Cold, Heat & Compression treatment : Sports Injury Treatment

Cold Treatments

Most sports injuries require a form of cold treatment such as Ice packs which is used as an immediate form of relief and may be used in soft tissue injuries and in rehabilitation. An ice pack can aim to treat the injured area by reducing the bleeding in the tissues and preventing and reducing swelling. The effect of the ice can reduce muscle spasms and work to numb the area whilst limiting the swelling from becoming worse. Ice packs can benefit the injured area by reducing any access tissue fluid which may be present as a result of the injury and inflammation.

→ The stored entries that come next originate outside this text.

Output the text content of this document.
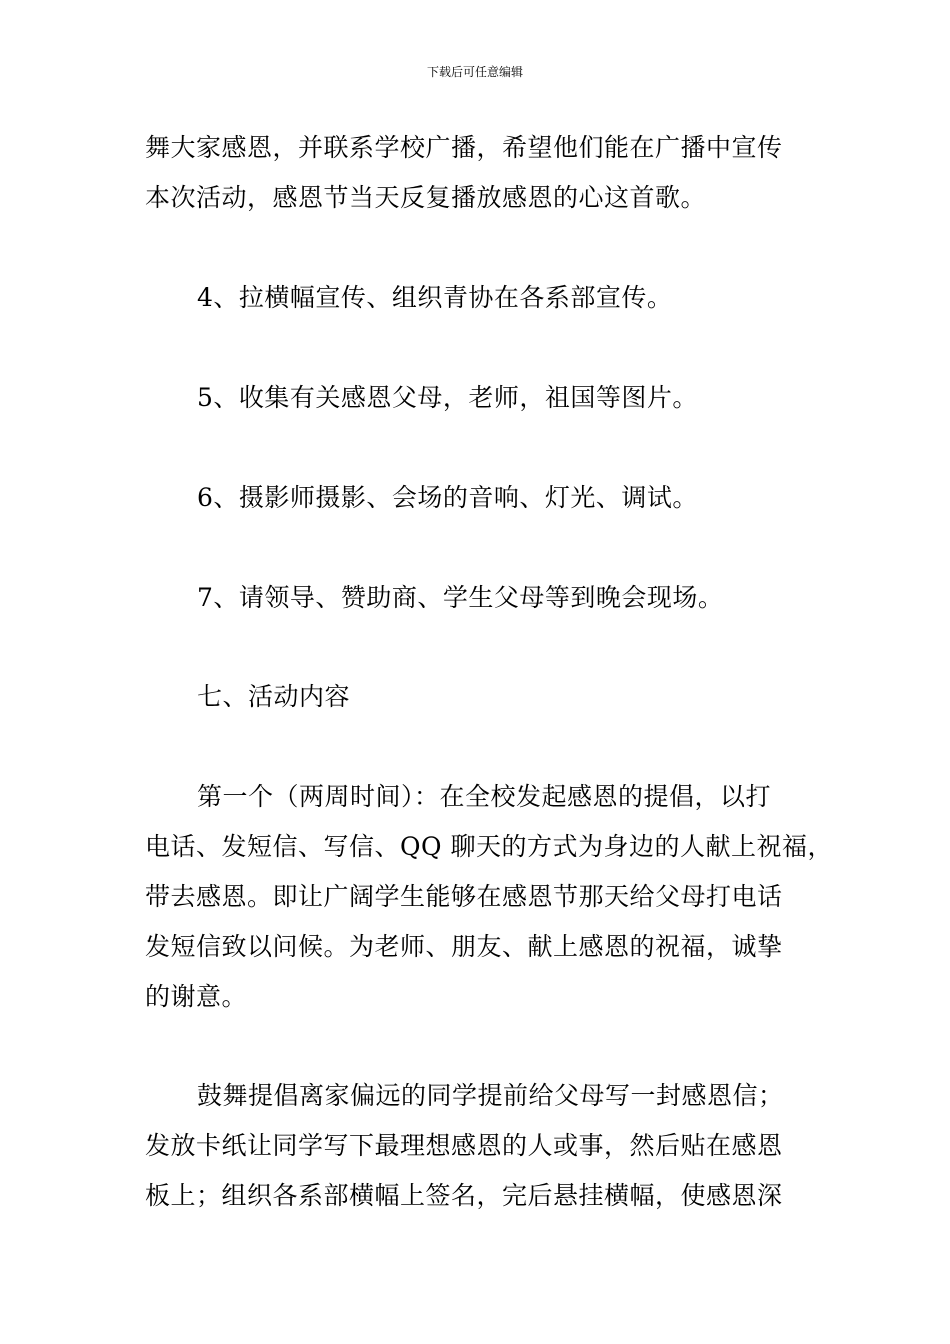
下载后可任意编辑
舞大家感恩，并联系学校广播，希望他们能在广播中宣传
本次活动，感恩节当天反复播放感恩的心这首歌。
4、拉横幅宣传、组织青协在各系部宣传。
5、收集有关感恩父母，老师，祖国等图片。
6、摄影师摄影、会场的音响、灯光、调试。
7、请领导、赞助商、学生父母等到晚会现场。
七、活动内容
第一个（两周时间）：在全校发起感恩的提倡，以打
电话、发短信、写信、QQ 聊天的方式为身边的人献上祝福，
带去感恩。即让广阔学生能够在感恩节那天给父母打电话
发短信致以问候。为老师、朋友、献上感恩的祝福，诚挚
的谢意。
鼓舞提倡离家偏远的同学提前给父母写一封感恩信；
发放卡纸让同学写下最理想感恩的人或事，然后贴在感恩
板上；组织各系部横幅上签名，完后悬挂横幅，使感恩深
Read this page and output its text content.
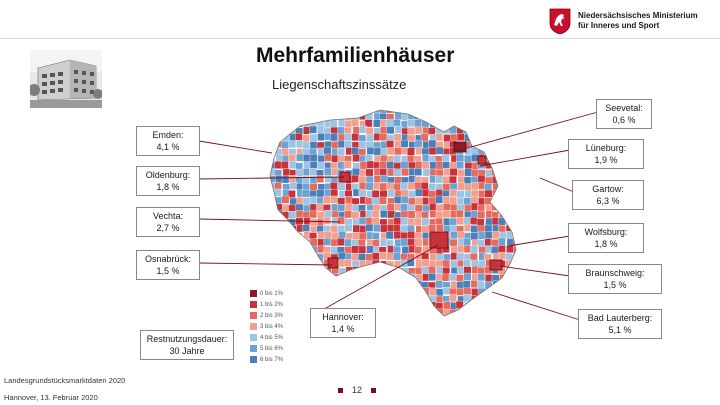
Niedersächsisches Ministerium
für Inneres und Sport
Mehrfamilienhäuser
Liegenschaftszinssätze
0 bis 1%
1 bis 2%
2 bis 3%
3 bis 4%
4 bis 5%
5 bis 6%
6 bis 7%
Emden:
4,1 %
Oldenburg:
1,8 %
Vechta:
2,7 %
Osnabrück:
1,5 %
Restnutzungsdauer:
30 Jahre
Hannover:
1,4 %
Seevetal:
0,6 %
Lüneburg:
1,9 %
Gartow:
6,3 %
Wolfsburg:
1,8 %
Braunschweig:
1,5 %
Bad Lauterberg:
5,1 %
Landesgrundstücksmarktdaten 2020
Hannover, 13. Februar 2020
12
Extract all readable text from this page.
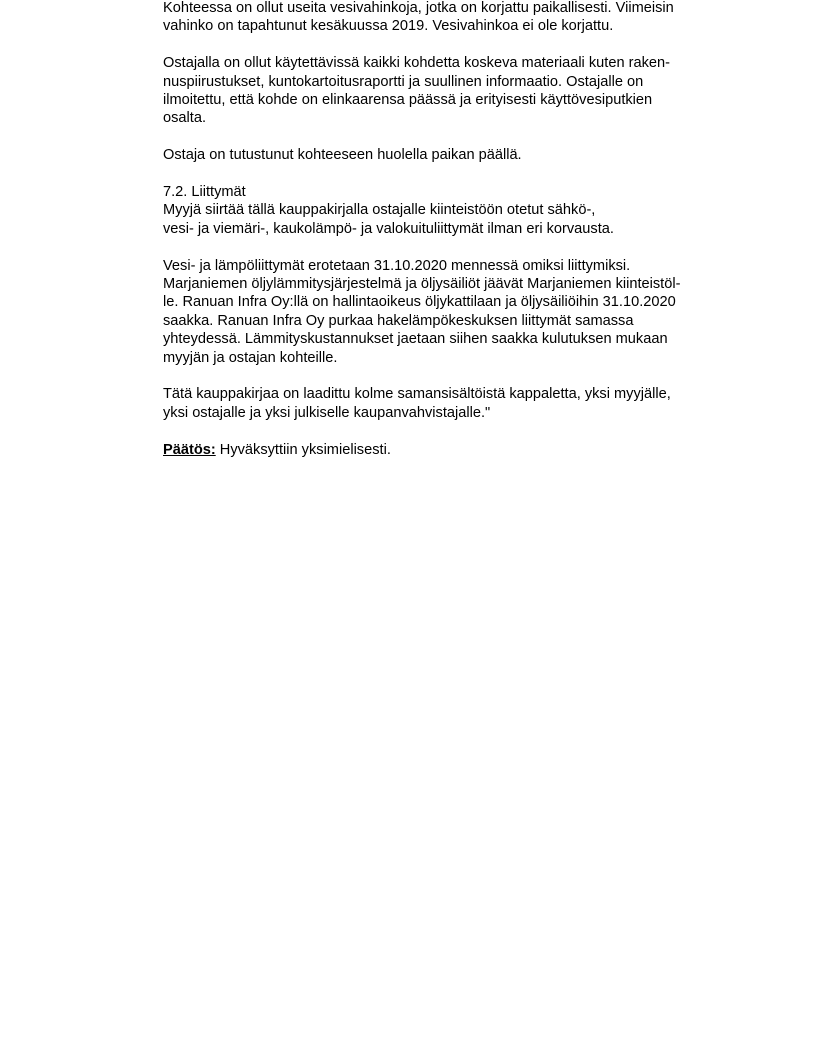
Kohteessa on ollut useita vesivahinkoja, jotka on korjattu paikallisesti. Viimeisin
vahinko on tapahtunut kesäkuussa 2019. Vesivahinkoa ei ole korjattu.

Ostajalla on ollut käytettävissä kaikki kohdetta koskeva materiaali kuten raken-
nuspiirustukset, kuntokartoitusraportti ja suullinen informaatio. Ostajalle on
ilmoitettu, että kohde on elinkaarensa päässä ja erityisesti käyttövesiputkien
osalta.

Ostaja on tutustunut kohteeseen huolella paikan päällä.

7.2. Liittymät
Myyjä siirtää tällä kauppakirjalla ostajalle kiinteistöön otetut sähkö-,
vesi- ja viemäri-, kaukolämpö- ja valokuituliittymät ilman eri korvausta.

Vesi- ja lämpöliittymät erotetaan 31.10.2020 mennessä omiksi liittymiksi.
Marjaniemen öljylämmitysjärjestelmä ja öljysäiliöt jäävät Marjaniemen kiinteistöl-
le. Ranuan Infra Oy:llä on hallintaoikeus öljykattilaan ja öljysäiliöihin 31.10.2020
saakka. Ranuan Infra Oy purkaa hakelämpökeskuksen liittymät samassa
yhteydessä. Lämmityskustannukset jaetaan siihen saakka kulutuksen mukaan
myyjän ja ostajan kohteille.

Tätä kauppakirjaa on laadittu kolme samansisältöistä kappaletta, yksi myyjälle,
yksi ostajalle ja yksi julkiselle kaupanvahvistajalle."

Päätös: Hyväksyttiin yksimielisesti.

An ice pack can be made from in a tea towel or a packet of frozen peas which is quite commonly used as an ice pack. Purpose made cold ice packs can be purchased from a pharmacy. It is recommended to use a cold wet flannel underneath the ice pack. The ice pack should immediately reduce the pain especially if pressed in gentle motions on the affected area. There are many forms of ice treatment wraps which are specifically made to heal areas such as the shoulder, knees and neck.

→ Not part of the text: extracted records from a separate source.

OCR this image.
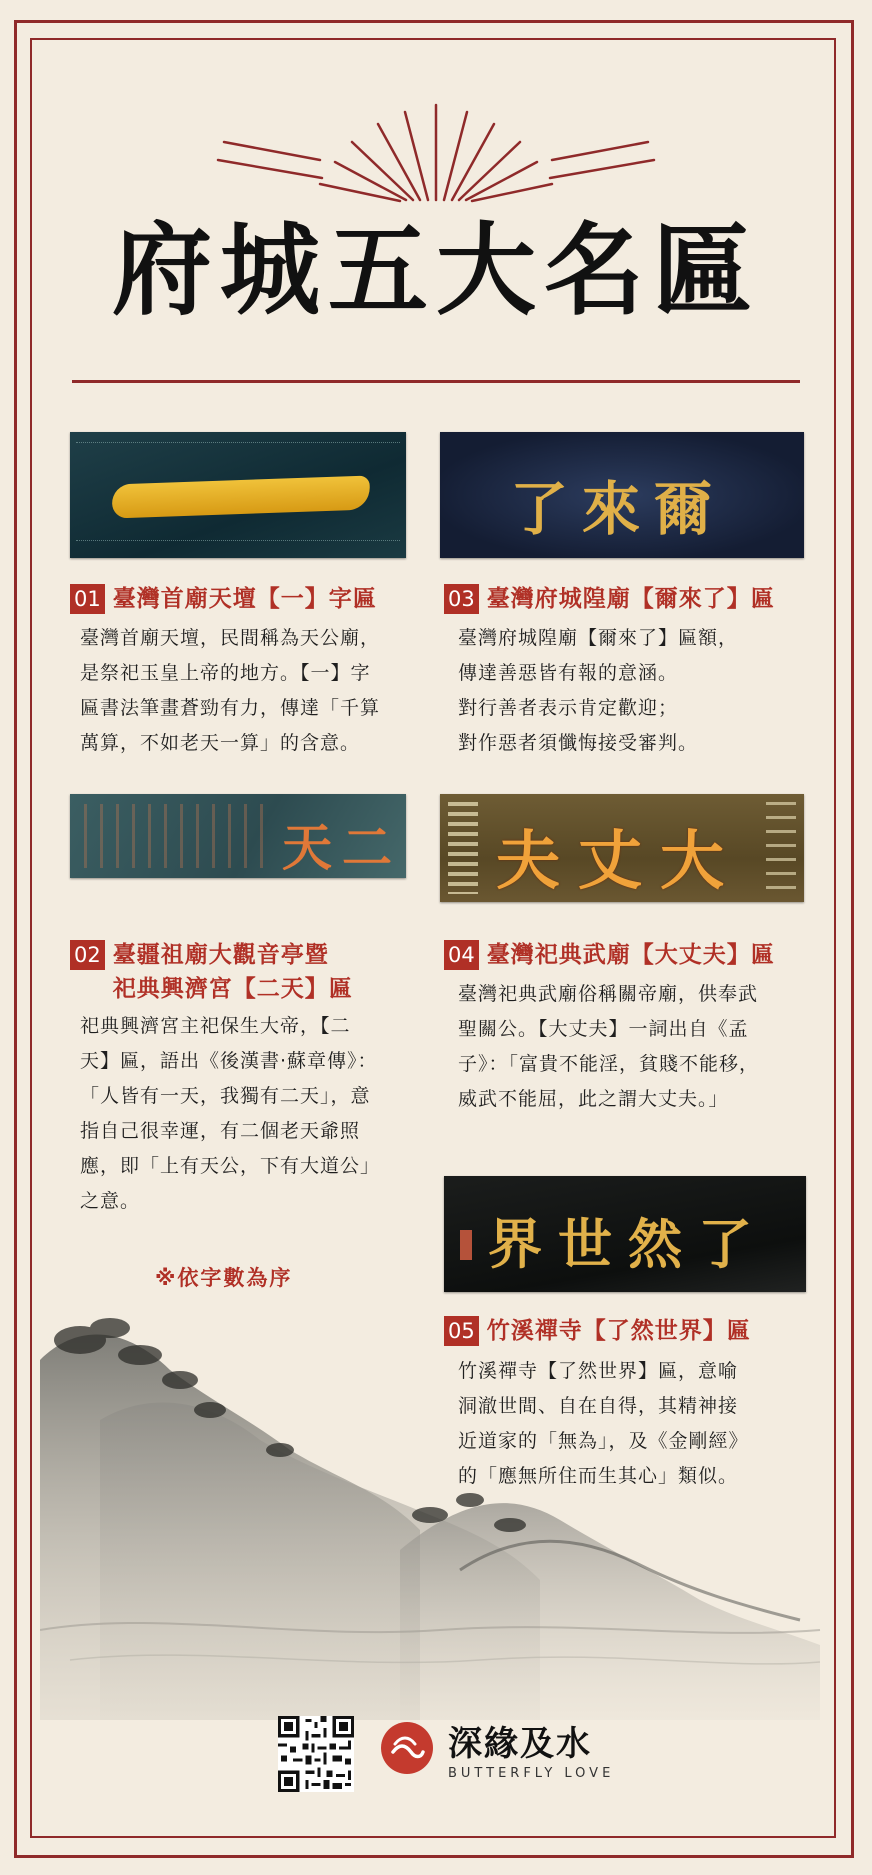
府城五大名匾
爾來了
01 臺灣首廟天壇【一】字匾
臺灣首廟天壇，民間稱為天公廟，
是祭祀玉皇上帝的地方。【一】字
匾書法筆畫蒼勁有力，傳達「千算
萬算，不如老天一算」的含意。
03 臺灣府城隍廟【爾來了】匾
臺灣府城隍廟【爾來了】匾額，
傳達善惡皆有報的意涵。
對行善者表示肯定歡迎；
對作惡者須懺悔接受審判。
二天 大丈夫
02 臺疆祖廟大觀音亭暨
祀典興濟宮【二天】匾
祀典興濟宮主祀保生大帝，【二
天】匾，語出《後漢書·蘇章傳》：
「人皆有一天，我獨有二天」，意
指自己很幸運，有二個老天爺照
應，即「上有天公，下有大道公」
之意。
04 臺灣祀典武廟【大丈夫】匾
臺灣祀典武廟俗稱關帝廟，供奉武
聖關公。【大丈夫】一詞出自《孟
子》：「富貴不能淫，貧賤不能移，
威武不能屈，此之謂大丈夫。」
了然世界
05 竹溪禪寺【了然世界】匾
竹溪禪寺【了然世界】匾，意喻
洞澈世間、自在自得，其精神接
近道家的「無為」，及《金剛經》
的「應無所住而生其心」類似。
※依字數為序
深緣及水
BUTTERFLY LOVE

Ideally ice should be applied on the affected area around 5 minutes after an injury has taken place for about 20-30 minutes.

Compression

Compression is used as a treatment to reduce swelling and is normally done hand in hand with the cold ice treatments. Compression treatment involves bandaging the swollen area with a bandage wrap. If the bandage wrap feels tight or you feel pain or tightness in the swollen area remove the bandage and allow the affected area to rest. Compression is often a method of treatment used alongside what medical professionals term the R.I.C.E which stands for rest, ice, compression and elevation. The R.I.C.E method of acute injury treatment is used on injuries such as a muscle pull a tear or strain and compression is a key component in reducing the pain.

Heat Treatments

It is important to note that heat treatments should not be used on a fresh new injury as it can make any bleeding considerably worse. Heat can only be applied 48 hours after an injury has occurred as any injury that incurs bleeding would need ice treatments immediately. Heat treatments range from hot water bottles, heat pads and medicated deep heat creams. The effect of heat treatments is that it helps to make the blood vessels dilate which promotes circulation of blood into the affected area. Heat treatments have a direct soothing effect on the injured area which can relieve the pain. Precautions need to be taken when performing any treatment with heat as if done incorrectly it can cause burns therefore the skin must be regularly checked.

Ice is often recommended as being the better option for treating sports injuries due to its immediate effect and the fact that the treatment can be used as soon as you have injured yourself.